L’89 per cento circa dei resti apparteneva ad animali domestici – soprattutto bovini, caprovini e suini, ma è rilevante anche la presenza di una mandibola di cane – mentre poco più dell’11 per cento ad animali selvatici, come per esempio cervi e cinghiali ma anche orsi bruni e piccoli mammiferi, tra cui volpe, tasso, gatto selvatico, lepre, martora e faina.

Gli strumenti in materia dura animale che si prestano a confronti tipocronologici, cioè che permettono di risalire alla cronologia in base allo studio dei tipi, sono pochi; tra questi ci sono quattro punte di freccia (tre in osso e una in palco). In particolare quella con peduncolo a sezione quadrata è affine ad alcune cuspidi rinvenute in contesti palafitticoli di Bronzo antico e medio.
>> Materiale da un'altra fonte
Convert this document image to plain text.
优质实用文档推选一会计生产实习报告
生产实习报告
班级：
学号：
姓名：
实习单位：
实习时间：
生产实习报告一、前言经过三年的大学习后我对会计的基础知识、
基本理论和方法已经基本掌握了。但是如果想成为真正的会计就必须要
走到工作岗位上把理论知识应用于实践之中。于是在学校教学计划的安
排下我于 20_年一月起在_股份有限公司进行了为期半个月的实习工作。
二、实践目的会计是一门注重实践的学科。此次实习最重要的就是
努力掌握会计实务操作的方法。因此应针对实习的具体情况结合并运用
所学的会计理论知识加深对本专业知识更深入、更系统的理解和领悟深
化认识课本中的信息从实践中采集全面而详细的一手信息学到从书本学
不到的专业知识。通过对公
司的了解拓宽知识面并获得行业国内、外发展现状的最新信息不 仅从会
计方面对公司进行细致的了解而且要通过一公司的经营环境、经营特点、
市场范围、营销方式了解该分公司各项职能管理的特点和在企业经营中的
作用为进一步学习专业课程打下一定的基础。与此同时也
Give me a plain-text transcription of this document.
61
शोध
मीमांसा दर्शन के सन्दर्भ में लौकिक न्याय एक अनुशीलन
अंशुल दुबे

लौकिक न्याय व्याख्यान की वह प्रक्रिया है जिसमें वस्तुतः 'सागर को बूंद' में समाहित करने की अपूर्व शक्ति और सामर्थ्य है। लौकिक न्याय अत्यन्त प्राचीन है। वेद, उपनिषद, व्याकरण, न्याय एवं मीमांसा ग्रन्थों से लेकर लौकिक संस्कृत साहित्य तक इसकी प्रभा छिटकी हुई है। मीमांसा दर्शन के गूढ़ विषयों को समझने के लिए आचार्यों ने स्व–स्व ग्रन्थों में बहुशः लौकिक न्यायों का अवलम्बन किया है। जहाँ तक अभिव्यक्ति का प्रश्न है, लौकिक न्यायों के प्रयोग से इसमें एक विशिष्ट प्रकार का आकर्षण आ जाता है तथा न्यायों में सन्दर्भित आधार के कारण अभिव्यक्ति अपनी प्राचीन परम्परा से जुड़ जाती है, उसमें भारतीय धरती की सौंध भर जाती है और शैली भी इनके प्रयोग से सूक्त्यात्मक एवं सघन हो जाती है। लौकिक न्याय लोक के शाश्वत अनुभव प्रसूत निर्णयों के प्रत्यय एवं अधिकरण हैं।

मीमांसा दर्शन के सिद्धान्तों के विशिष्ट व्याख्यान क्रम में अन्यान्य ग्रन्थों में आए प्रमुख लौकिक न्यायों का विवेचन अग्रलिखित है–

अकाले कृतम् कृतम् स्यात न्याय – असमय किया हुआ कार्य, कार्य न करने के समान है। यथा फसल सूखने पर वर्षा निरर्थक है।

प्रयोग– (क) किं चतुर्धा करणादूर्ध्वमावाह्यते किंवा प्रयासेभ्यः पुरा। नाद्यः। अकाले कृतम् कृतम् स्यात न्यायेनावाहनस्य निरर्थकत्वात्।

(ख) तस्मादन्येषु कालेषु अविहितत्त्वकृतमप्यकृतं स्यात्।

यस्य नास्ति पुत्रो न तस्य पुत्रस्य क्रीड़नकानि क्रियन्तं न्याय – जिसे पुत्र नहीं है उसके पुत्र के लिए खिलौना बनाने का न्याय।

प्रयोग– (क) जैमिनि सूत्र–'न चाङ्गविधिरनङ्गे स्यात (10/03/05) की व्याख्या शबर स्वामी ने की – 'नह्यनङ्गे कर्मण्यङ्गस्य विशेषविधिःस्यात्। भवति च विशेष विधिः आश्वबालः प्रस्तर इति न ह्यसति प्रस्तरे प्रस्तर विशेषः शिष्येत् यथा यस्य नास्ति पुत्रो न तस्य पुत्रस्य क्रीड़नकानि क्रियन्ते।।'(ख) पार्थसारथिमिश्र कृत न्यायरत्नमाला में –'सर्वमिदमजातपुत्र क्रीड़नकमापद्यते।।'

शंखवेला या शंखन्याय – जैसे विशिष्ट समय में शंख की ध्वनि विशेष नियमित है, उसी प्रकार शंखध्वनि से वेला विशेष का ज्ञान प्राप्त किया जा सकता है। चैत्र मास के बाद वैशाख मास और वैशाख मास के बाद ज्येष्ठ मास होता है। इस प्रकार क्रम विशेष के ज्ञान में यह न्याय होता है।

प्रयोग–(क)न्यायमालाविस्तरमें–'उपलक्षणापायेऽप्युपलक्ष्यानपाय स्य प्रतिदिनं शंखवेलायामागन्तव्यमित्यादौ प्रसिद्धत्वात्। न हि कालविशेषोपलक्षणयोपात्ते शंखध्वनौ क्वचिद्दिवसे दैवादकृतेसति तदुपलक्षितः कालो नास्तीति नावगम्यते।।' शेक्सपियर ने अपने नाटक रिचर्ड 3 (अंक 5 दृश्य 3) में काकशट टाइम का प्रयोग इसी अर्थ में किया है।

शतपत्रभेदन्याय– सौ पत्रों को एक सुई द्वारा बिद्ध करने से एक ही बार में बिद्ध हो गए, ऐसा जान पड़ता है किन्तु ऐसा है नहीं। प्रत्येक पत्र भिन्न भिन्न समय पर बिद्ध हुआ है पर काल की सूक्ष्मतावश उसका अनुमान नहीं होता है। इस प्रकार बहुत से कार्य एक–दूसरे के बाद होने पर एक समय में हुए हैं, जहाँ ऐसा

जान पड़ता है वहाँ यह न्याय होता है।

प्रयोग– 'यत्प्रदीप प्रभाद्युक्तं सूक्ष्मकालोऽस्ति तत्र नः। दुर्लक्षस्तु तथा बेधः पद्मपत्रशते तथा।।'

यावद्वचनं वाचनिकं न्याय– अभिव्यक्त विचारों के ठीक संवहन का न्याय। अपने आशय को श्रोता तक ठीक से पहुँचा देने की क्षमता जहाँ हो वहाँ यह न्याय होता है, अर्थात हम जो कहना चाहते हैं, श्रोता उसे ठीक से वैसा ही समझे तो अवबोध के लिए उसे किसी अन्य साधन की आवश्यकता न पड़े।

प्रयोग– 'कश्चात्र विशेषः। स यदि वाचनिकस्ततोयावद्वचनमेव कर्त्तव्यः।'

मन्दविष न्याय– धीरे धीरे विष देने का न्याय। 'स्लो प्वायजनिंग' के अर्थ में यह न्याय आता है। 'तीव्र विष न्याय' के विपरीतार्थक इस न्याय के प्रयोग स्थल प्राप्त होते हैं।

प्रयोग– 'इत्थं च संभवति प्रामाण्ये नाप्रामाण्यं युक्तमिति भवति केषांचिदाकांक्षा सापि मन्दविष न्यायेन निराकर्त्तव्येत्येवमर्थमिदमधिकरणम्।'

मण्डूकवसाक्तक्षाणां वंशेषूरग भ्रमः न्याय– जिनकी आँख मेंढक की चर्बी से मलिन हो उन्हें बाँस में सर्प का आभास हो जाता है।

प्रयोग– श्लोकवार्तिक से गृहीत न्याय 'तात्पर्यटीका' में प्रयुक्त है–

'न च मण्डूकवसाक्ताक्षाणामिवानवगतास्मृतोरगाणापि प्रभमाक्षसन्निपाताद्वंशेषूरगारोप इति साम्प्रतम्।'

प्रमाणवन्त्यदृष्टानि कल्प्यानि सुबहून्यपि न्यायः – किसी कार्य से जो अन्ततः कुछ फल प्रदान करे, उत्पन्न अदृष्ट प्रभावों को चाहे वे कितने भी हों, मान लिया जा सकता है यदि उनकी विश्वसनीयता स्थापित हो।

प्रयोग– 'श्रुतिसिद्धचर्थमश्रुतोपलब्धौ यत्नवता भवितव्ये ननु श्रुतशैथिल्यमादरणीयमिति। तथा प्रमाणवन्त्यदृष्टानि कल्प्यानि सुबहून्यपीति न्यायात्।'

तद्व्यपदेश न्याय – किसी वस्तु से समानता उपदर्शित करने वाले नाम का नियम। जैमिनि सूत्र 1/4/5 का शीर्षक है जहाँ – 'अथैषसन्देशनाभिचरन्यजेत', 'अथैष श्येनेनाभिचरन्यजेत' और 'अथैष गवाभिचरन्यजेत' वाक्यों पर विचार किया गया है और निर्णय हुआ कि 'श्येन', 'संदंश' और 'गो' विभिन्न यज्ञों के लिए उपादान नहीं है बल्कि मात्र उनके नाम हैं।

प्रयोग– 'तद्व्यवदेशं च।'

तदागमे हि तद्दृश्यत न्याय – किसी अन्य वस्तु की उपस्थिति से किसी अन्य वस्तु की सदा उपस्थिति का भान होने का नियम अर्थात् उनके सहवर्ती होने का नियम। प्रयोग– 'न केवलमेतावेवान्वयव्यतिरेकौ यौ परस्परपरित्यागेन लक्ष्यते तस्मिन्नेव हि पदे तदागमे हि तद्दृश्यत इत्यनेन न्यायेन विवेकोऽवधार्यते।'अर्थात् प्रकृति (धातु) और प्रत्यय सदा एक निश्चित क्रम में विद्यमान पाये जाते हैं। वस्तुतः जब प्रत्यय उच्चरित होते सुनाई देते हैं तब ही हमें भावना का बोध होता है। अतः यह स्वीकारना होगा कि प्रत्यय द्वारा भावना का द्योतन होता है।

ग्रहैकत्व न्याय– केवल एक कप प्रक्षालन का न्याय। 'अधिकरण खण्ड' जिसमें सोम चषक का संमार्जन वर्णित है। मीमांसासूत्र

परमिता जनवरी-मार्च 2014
A questi si aggiungono un dente di orso bruno, sei di maiale o cinghiale e due di cane lavorati a mo’ di pendaglio, presenti in modo diacronico, ma il cui momento di massima diffusione coincide con l’età del Rame.

Punte
Strumenti in pietra © Francesco Zorzi (1960) Capitolo II: le culture oloceniche in Preistoria Veronese. Insediamenti e stirpi, estratto da Verona e il suo territorio, vol. 1, Istituto per gli Studi Storici Veronesi, p. 108

Altri materiali culturali

Tra i materiali rinvenuti nel corso dei primi scavi figurano anche alcuni timbri detti pintaderas – due interi e uno frammentario – utilizzati nell’ambito della pittura corporale, almeno in base a quanto suggerito dai confronti etnografici. Allo stato attuale delle conoscenze le pintaderas sembrano potersi attribuire alla Cultura del vaso a bocca quadrata: vanno infatti scomparendo al suo esaurirsi e non vengono recepite dalle comunità lagozziane.

E poi, è interessante il rinvenimento di un pendente in pietra calcarea della tipologia delle “perles à ailettes. Si tratta di un tipo di amuleto ampiamente documentato nella Liguria occidentale e nella Francia meridionale e ci racconta di sicuri contatti con l’Oltralpe – proprio come avviene con la ceramica “metopale”, che rappresenta un influsso della cultura di Remedello nell’areale di diffusione della Cultura di Fontbouisse (Midi francese).

Infine, è stata rinvenuta un’unica ascia piatta in rame con lama trapezoidale larga, tallone rettilineo, lati dritti e taglio convesso espanso riconducibile al periodo campaniforme.

Questi sono i dati da cui partiamo per approfondire la conoscenza del sito delle Colombare di Negrar. Cosa ci riserverà la prossima campagna di scavo?